Each night I do this, monitoring heat signatures in the landscape, switching from white-hot to black-hot lenses as I bank and turn, gathering circuit by circuit the necessary intelligence, all that I have done, all that we have done, compressed into the demarcations in the map below.
If a body is what you want,
then here is bone and gristle and flesh.
Here is the clavicle-snapped wish,
the aorta’s opened valves, the leap
thought makes at the synaptic gap.
Here is the adrenaline rush you crave,
that inexorable flight, that insane puncture
into heat and blood. And I dare you to finish
what you’ve started. Because here, Bullet,
here is where I complete the word you bring
hissing through the air, here is where I moan
the barrel’s cold esophagus, triggering
my tongue’s explosives for the rifling I have
inside of me, each twist of the round
spun deeper, because here, Bullet,
here is where the world ends, every time.
—from Here, Bullet
The ghosts of American soldiers
wander the streets of Balad by night,
unsure of their way home, exhausted,
the desert wind blowing trash
down the narrow alleys as a voice
sounds from the minaret, a soulful call
reminding them how alone they are,
how lost.
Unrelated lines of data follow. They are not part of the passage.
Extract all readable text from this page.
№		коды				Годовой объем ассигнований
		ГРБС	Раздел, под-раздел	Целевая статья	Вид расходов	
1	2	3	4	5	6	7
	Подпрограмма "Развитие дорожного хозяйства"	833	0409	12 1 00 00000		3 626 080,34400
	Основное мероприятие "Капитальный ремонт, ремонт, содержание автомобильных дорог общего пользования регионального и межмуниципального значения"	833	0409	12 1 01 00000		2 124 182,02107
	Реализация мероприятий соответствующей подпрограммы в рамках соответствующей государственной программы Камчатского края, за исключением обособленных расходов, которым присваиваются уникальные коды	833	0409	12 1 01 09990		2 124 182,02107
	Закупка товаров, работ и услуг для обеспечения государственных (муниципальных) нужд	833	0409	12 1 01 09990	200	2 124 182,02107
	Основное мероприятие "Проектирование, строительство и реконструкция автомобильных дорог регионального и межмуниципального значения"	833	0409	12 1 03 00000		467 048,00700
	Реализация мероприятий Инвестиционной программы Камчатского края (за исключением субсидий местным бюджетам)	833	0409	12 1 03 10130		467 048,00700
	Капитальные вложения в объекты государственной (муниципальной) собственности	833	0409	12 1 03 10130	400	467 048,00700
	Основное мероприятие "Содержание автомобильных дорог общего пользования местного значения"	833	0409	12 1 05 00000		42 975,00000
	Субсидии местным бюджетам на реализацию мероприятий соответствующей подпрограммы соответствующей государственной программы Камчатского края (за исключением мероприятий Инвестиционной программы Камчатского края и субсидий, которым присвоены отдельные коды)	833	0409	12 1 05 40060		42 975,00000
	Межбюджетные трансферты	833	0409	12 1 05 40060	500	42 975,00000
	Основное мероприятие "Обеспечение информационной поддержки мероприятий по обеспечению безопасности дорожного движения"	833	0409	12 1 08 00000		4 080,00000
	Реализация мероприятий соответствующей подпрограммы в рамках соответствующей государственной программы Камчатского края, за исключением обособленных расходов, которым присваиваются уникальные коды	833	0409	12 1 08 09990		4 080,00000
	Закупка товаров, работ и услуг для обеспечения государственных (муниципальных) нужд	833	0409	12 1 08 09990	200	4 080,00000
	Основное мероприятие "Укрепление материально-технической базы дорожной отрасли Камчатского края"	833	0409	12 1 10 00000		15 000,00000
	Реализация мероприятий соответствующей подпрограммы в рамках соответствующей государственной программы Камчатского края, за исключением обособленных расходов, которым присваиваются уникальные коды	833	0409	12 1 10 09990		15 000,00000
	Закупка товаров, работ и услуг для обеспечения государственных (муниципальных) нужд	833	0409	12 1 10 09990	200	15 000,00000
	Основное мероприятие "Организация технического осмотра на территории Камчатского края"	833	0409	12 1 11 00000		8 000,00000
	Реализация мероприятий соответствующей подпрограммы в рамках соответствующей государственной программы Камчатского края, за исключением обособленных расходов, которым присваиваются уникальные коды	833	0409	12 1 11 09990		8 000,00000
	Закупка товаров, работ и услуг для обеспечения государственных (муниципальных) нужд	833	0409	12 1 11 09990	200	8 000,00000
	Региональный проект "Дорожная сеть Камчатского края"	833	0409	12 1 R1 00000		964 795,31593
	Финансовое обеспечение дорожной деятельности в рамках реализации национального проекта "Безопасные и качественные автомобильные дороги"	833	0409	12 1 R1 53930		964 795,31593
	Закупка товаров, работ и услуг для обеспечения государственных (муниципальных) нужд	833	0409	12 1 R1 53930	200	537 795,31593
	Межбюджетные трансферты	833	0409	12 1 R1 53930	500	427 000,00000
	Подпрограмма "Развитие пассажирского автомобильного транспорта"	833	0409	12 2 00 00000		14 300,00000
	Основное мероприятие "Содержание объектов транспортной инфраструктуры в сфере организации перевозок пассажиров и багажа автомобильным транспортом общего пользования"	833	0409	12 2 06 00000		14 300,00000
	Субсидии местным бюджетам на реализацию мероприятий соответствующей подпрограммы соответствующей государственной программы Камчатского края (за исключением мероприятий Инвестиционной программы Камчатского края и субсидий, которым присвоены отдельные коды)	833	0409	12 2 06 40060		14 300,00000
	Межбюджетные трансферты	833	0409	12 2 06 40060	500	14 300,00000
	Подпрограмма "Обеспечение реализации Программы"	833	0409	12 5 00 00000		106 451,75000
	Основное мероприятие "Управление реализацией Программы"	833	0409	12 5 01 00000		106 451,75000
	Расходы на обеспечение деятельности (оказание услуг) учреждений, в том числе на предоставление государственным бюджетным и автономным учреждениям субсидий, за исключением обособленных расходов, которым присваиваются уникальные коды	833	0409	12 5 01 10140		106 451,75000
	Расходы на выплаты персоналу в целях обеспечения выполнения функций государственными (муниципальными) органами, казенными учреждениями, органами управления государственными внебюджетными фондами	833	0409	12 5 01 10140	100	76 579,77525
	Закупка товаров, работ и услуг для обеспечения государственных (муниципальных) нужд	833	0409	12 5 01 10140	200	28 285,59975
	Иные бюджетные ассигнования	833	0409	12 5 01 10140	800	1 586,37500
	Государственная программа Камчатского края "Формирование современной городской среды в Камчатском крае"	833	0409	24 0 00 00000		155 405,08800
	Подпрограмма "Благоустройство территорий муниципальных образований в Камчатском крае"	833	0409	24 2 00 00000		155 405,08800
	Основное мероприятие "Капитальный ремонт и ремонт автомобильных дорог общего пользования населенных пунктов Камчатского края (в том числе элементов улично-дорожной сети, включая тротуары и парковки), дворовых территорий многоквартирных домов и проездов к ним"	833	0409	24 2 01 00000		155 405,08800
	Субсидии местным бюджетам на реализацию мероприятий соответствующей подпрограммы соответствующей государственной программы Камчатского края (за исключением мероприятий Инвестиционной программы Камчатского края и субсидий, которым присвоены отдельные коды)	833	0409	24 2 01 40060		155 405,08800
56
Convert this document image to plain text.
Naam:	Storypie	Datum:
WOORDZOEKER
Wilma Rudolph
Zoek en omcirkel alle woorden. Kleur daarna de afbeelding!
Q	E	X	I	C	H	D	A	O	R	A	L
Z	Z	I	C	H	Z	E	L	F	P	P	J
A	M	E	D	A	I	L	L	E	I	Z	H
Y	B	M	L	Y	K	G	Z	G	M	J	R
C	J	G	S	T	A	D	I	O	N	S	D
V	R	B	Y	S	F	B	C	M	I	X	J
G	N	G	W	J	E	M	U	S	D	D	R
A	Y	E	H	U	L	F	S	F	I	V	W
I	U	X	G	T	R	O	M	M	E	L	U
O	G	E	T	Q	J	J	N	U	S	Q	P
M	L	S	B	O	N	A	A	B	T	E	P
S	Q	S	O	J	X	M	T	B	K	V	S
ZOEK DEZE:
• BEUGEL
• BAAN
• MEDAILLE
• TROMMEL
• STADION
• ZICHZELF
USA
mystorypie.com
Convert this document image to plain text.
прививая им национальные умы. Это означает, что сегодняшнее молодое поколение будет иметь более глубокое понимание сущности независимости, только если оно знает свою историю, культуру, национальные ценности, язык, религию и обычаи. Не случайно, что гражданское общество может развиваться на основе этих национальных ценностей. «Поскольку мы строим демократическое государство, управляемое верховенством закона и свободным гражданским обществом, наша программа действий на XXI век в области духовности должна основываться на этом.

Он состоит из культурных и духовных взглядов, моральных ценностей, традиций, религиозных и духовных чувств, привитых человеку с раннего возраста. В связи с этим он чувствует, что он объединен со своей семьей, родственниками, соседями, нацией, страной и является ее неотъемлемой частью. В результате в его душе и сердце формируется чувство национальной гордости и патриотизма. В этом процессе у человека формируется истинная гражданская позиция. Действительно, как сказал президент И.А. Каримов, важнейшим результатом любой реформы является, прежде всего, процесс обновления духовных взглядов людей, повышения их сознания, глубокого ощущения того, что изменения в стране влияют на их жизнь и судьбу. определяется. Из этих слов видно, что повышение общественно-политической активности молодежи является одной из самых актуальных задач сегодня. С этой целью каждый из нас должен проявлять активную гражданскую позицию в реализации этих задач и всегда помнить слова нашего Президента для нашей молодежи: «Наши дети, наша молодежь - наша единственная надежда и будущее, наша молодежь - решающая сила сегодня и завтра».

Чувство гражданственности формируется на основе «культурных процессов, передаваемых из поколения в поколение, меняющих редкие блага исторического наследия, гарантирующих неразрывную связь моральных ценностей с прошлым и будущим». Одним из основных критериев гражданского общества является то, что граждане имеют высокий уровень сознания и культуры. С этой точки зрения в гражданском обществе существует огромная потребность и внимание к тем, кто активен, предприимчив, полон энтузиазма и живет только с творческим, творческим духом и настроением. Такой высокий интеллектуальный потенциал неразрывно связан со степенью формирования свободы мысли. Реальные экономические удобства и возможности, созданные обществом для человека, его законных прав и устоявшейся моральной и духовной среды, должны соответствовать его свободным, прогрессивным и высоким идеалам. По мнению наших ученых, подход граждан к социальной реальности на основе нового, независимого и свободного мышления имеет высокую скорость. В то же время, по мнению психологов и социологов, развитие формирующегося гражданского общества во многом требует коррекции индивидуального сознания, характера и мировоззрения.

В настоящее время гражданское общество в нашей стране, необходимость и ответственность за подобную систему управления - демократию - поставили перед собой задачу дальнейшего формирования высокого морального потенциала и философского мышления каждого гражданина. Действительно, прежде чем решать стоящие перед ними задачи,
And the Iraqi dead,
they watch in silence from rooftops
as date palms line the shore in silhouette,
leaning toward Mecca when the dawn wind blows.
—from Here, Bullet
A LULLABY FOR BULLETS
Tomorrow is made of shrapnel
and blood. There will come a time
when the trigger calls you out quickly
to the streets. And as you leave the barrel,
I can’t promise you won’t kill the man
who has waited all his life for the answer
to this moment, but if you lean to the right,
if you lean back and look as hard as you can
for that mountain you came from, sunlight
warming the pines, clouds approaching
from the north with a gift of silence,
if you do this you might just graze
the man’s temple, so close you might hear
his name, the humming of blood
over bone, the many voices
within, the years to come.
—from Phantom Noise
Down in the hole, down in the clay and mud,
we dig. The noon sun hot on our backs
as we bend to the task, as if digging
down into our own shadows
with the stained shovels of our hands,
digging until someone gasps-another,
they have discovered another; with pale eyes,
the dead faces rooted with worms and stone,
brassy shells of bullets in their mouths,
hands reaching for what no one else can see above,
as if desperate to embrace us. We raise each
carefully from the earth, the bodies of men
dressed in sandals and thawbs,
wet robes of cotton dyed by clay,
and women, like the one I lift now,
how her hair unravels in a sheen
of copper, cold as the water in my palms.